On another level, the comments suggest that the intellectual work of academics and graduate students does not fit with other types of work, such as physical, manual, skilled trades, professional, service, care, and/or domestic labor. Perhaps people are just not familiar with scholarly work of graduate students and academics. Perhaps I need to explain what is it that I do between the figurative hours of 9 to 5. Some aspects of my work are more obvious than others. People generally accept that graduate students take courses, research articles, or teach, which involves developing courses, preparing materials/lectures, grading assignments, and/or academic counseling of students.

However, most of my time is spent thinking, reading and writing. There is less vocabulary for describing what I actually do when I think, read and write. How do I target what to read, which databases to search, which email lists and professional associations to subscribe to? How do I decide which conferences or lectures to attend, whom to network with, and which journals to submit my articles to? In addition, there is academic grunt work, for example, coffee making for conferences, data processing, transcription and assorted clerical tasks, babysitting professor’s children, or attending academic and community events and meetings to build future research alliances.


The rest of Tam's article explores one aspect of the invisibility of graduate-student academic labor by invoking a concept from feminist studies known as "provisioning":

Feminist economists developed and defined provisioning as the work of securing resources and providing the necessities of life to those for whom one has relationships of responsibility.

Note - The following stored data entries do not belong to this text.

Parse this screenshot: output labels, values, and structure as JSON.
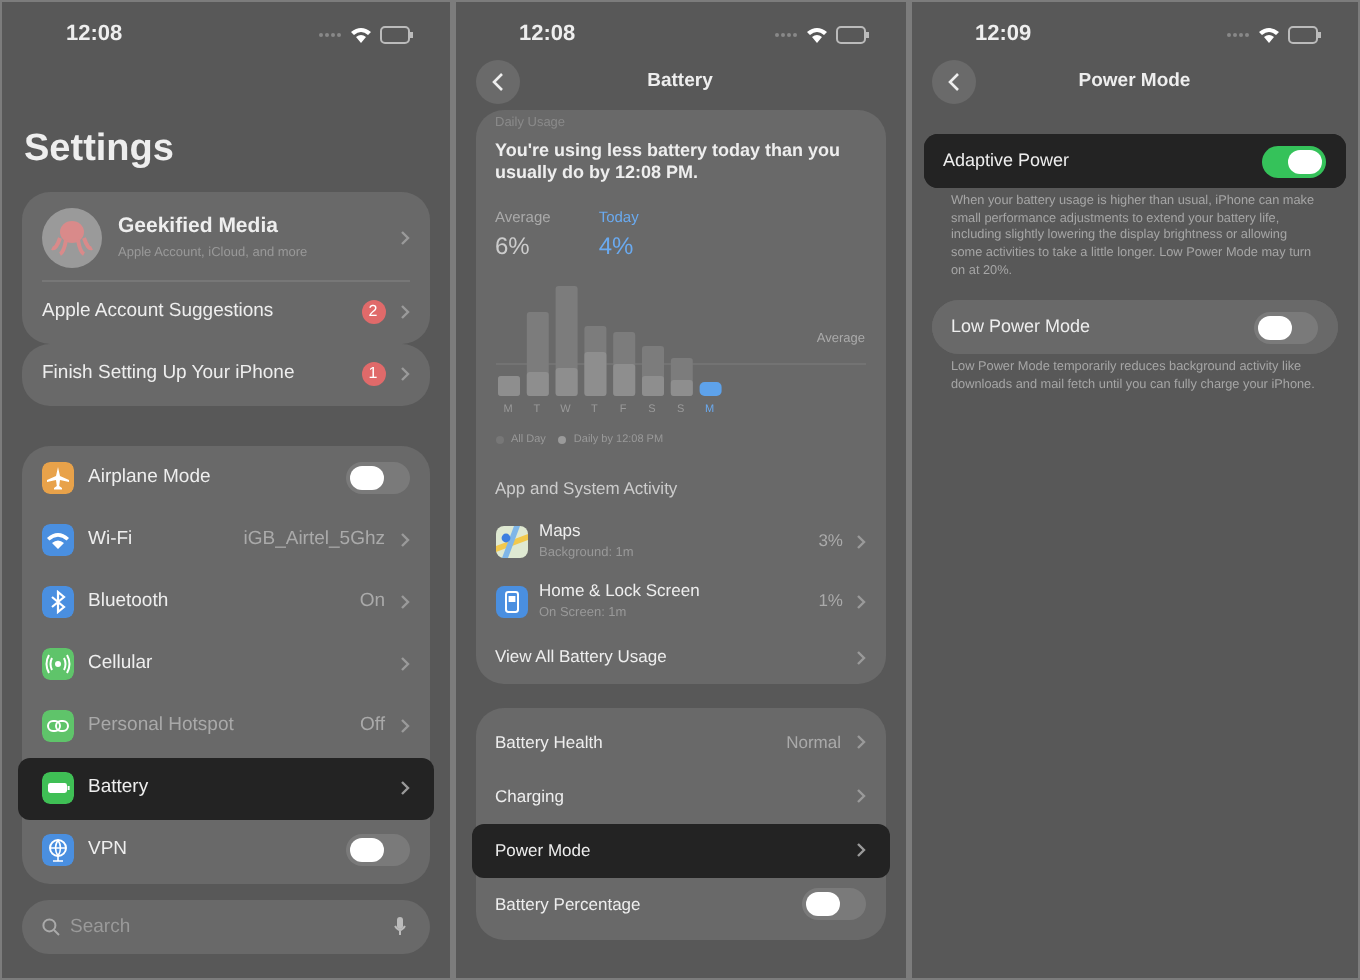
{
  "screens": [
    {
      "kind": "settings",
      "time": "12:08",
      "title": "Settings",
      "profile": {
        "name": "Geekified Media",
        "subtitle": "Apple Account, iCloud, and more"
      },
      "suggestions": {
        "label": "Apple Account Suggestions",
        "badge": "2"
      },
      "setup": {
        "label": "Finish Setting Up Your iPhone",
        "badge": "1"
      },
      "rows": [
        {
          "kind": "toggle",
          "color": "#e8a24a",
          "label": "Airplane Mode",
          "on": false,
          "selected": false,
          "disabled": false
        },
        {
          "kind": "link",
          "color": "#4a8fe0",
          "label": "Wi-Fi",
          "value": "iGB_Airtel_5Ghz",
          "selected": false,
          "disabled": false
        },
        {
          "kind": "link",
          "color": "#4a8fe0",
          "label": "Bluetooth",
          "value": "On",
          "selected": false,
          "disabled": false
        },
        {
          "kind": "link",
          "color": "#5fc46a",
          "label": "Cellular",
          "selected": false,
          "disabled": false
        },
        {
          "kind": "link",
          "color": "#5fc46a",
          "label": "Personal Hotspot",
          "value": "Off",
          "selected": false,
          "disabled": true
        },
        {
          "kind": "link",
          "color": "#3fbf55",
          "label": "Battery",
          "selected": true,
          "disabled": false
        },
        {
          "kind": "toggle",
          "color": "#4a8fe0",
          "label": "VPN",
          "on": false,
          "selected": false,
          "disabled": false
        }
      ],
      "search": {
        "placeholder": "Search"
      }
    },
    {
      "kind": "battery",
      "time": "12:08",
      "title": "Battery",
      "header": "Daily Usage",
      "message": "You're using less battery today than you usually do by 12:08 PM.",
      "stats": [
        {
          "label": "Average",
          "value": "6%",
          "today": false
        },
        {
          "label": "Today",
          "value": "4%",
          "today": true
        }
      ],
      "average_label": "Average",
      "days": [
        "M",
        "T",
        "W",
        "T",
        "F",
        "S",
        "S",
        "M"
      ],
      "legend": [
        "All Day",
        "Daily by 12:08 PM"
      ],
      "section": "App and System Activity",
      "apps": [
        {
          "name": "Maps",
          "detail": "Background: 1m",
          "value": "3%"
        },
        {
          "name": "Home & Lock Screen",
          "detail": "On Screen: 1m",
          "value": "1%"
        }
      ],
      "view_all": "View All Battery Usage",
      "rows": [
        {
          "kind": "link",
          "label": "Battery Health",
          "value": "Normal",
          "selected": false
        },
        {
          "kind": "link",
          "label": "Charging",
          "selected": false
        },
        {
          "kind": "link",
          "label": "Power Mode",
          "selected": true
        },
        {
          "kind": "toggle",
          "label": "Battery Percentage",
          "on": false,
          "selected": false
        }
      ]
    },
    {
      "kind": "power",
      "time": "12:09",
      "title": "Power Mode",
      "options": [
        {
          "label": "Adaptive Power",
          "on": true,
          "selected": true,
          "footnote": "When your battery usage is higher than usual, iPhone can make small performance adjustments to extend your battery life, including slightly lowering the display brightness or allowing some activities to take a little longer. Low Power Mode may turn on at 20%."
        },
        {
          "label": "Low Power Mode",
          "on": false,
          "selected": false,
          "footnote": "Low Power Mode temporarily reduces background activity like downloads and mail fetch until you can fully charge your iPhone."
        }
      ]
    }
  ]
}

Provisioning is introduced to make observable a wide range of work and work-related activities that reflect how young marginalized women are creatively surviving by juggling pressures and responsibilities of school, work, and family, while planning careers in an uncertain labor market. In a similar way, provisioning reveals the tasks and details of what I do as a doctoral student.

Provisioning might indeed be useful to explore the grey area of "employment versus education" which doctoral candidates inhabit. (Witness the acrimonious debates right now, both at private institutions like New York University and public institutions like my own UW-Madison over the dual nature of Teaching Assistant working conditions -- "are they workers or are they students" -- with no room for any dialectical understanding that in the process of producing knowledge and becoming knowledge-producers, they might be both.) But I think Tam's essay should point us as well to the ways that even post-Ph.D., salaried or waged information labor -- and academic information labor in particular -- might be misunderstood and mischaracterized (or, perhaps I should say, differently understood and contentiously characterized).

The fragmented space and time of information labor (am I "working" at home, late at night, when I brainstorm ideas for my next class or my next book on my laptop computer?), the polarized "front stage" and "back stage" performances of academic responsibility (time in the classroom is valorized, but time sending emails, compiling bibliographies, and blogging weblogs is not), and the differential social and temporal scales of research even among faculty in the same department (contrasting folks expected to author a dozen articles a year in collaboration with a group of smart Ph.D. students with people like me who need three years or more to conceptualize, research, and write a sole-authored book) all stand in stark contrast to many other kinds of labor. It seems to me that building a new vocabulary to describe, analyze, and legitimize graduate student work -- the kind of vocabulary which Tam suggests is currently lacking -- would benefit those of us in academia who are former graduate students as well.